My friend Daisy wrote me late Sunday asking if I am doing okay. I’ve not posted at H&Q for most of a week, a sure sign I’m off my feed as they would say if I were a cow or a kitty. I wrote her back that I was on the verge of posting an explanation for the short hiatus.
Vachel Lindsay wrote a poem describing how “Mr. Moon” invited him to “Come eat the bread of idleness,” which from a poet’s perspective doesn’t mean being “idle” at all; it means sitting still and writing a POEM f’ goodness’ sake. Writing anything requires me to compose details of thoughts, and it’s not a matter of finding time. CHEESES, I have all the time in the frikking world. It’s a matter of wanting to compose details. But that is the final step. I’ve not wanted to engage that final step until Sunday morning after lying in bed until 10 a (insanely late for me), watching “This Week With George Stephanolpolous” while straightening up my living room which hasn’t seen a vacuum cleaner since mine broke in 2002, and toddling into mon office with my third cup of Folger’s Instant of the morning. It was then that I decided I would write one more blog posting than I had posted in July before then end of August.
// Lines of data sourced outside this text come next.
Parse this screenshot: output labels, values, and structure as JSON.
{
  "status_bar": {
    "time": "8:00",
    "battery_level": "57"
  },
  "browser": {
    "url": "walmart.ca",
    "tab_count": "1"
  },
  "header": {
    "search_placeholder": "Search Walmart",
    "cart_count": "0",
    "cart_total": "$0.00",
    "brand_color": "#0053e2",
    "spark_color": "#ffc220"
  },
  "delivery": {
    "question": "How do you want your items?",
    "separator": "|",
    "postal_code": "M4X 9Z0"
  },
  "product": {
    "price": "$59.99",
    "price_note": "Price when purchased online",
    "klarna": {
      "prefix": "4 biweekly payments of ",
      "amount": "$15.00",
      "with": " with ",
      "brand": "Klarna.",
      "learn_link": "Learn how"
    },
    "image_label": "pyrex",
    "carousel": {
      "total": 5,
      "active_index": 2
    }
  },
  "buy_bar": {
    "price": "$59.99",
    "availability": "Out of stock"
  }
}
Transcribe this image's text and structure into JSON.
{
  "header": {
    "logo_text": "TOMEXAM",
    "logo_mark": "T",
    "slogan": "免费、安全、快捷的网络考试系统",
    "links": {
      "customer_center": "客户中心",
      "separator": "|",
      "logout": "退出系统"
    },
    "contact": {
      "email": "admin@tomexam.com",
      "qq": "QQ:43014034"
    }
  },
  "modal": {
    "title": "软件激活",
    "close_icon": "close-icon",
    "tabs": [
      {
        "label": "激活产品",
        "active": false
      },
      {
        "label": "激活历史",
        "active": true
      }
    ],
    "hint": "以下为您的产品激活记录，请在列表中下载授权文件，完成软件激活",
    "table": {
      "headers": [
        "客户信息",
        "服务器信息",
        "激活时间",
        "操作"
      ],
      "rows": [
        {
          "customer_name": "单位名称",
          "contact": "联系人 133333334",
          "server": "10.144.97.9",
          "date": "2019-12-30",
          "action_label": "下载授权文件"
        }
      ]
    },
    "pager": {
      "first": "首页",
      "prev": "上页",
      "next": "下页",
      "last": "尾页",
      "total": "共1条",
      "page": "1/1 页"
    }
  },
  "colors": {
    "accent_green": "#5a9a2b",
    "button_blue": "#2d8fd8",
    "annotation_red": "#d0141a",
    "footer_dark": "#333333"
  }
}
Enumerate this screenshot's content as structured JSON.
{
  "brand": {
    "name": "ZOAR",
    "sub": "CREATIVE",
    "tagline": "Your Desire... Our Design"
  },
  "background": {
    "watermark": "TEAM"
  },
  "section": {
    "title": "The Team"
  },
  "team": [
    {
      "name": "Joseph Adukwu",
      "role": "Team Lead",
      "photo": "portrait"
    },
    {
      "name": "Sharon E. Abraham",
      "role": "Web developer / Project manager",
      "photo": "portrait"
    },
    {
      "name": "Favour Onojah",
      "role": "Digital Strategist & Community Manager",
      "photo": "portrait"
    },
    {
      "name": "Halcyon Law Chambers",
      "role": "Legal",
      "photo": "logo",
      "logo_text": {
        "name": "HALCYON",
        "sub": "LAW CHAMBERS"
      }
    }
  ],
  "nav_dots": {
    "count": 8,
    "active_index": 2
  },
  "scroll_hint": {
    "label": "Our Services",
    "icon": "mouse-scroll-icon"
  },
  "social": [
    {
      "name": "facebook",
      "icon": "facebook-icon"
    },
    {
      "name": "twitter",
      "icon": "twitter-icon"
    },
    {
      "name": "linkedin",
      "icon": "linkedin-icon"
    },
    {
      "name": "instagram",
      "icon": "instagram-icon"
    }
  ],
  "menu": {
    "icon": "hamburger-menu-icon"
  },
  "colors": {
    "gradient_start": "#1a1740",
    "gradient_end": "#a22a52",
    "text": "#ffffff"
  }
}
It wouldn’t be hard. I had been conceiving blog post titles all week. The “Incident at Rock City” was 90% ready and came out of my fingers like draft beer coming from a keg into a frosted mug. It flowed. I could have written it with one arm tied behind my back. Pretty much ditto with the Buffington post. I knew last night, returned from the reception and feeling like I was back into the hog wallow of navel contemplation much earlier than I SHOULD be on a frikking Saturday night . . . . that I should write about my interaction and just “let it all hang out.” So I did. “Summer” was inspired by my friend Wendy McCrosky’s post about making chili for the first time in months.
My friend Rick Falzone Facebook chatted to me Sunday night, “Job, you are the poet.” and I wrote back “Try cutting the quiet respect of friends and strangers with a knife and fork;” the point being that warm regard won’t pay my real estate taxes and keep my electricity connected this week. The encounter with this respected videographer did focus my brane on the gulf between aspiring writers (those who aren’t successful, like moi) and normal people, and further focused my resolve to write a final, record posting at H&Q today.
It’s 11:40 p as I write these words.
I’ve seen what happens to good people who do far better as writers than I suspect I will ever do, and yet pass from this mortal “stage” to the next just as inexorably. Writing is a blast when I want to write. Today I also wanted to work on model airplanes, trim my backyard fence vegitation, go grocery shopping (I have the cash for it), file articles in the basement, call an acquaintance about some aviation magazine promised to me, respond to an Arkansas friend’s delightful e of a few days ago, run a load of laundry and take my camera on a leisurely stroll through Washington Park. I wrote from 11:05 until a little after 7, ate breakfastlunchdinner, watched a little “Nature” on PBS, napped in the easy chair about 50 minutes and returned to this computer after the local news on the station I vowed I would never watch again. (How great intentions crumble when you want to watch a weather report!) I am a creative wri ta ta.
This is what I am. This is who I do.
Live long . . . . . . and proper.


Nancy Genevieve Perkins gave a memorable reading of her poetry Saturday afternoon at Vachel Lindsay Home State Historic Site, 603 S. Fifth Street on the fringe of lyrical downtown Springfield. I’ve enjoyed many presentations from the audience and from the lecturn at these events, but I’ve written what I hope passes for poetry at only one: this one. It was the second or third time I’ve heard Nancy share her poems, so I knew she was a good ticket when I heard she’d be featured. Maybe I paid more attention. It was time well-spent. You missed a good one.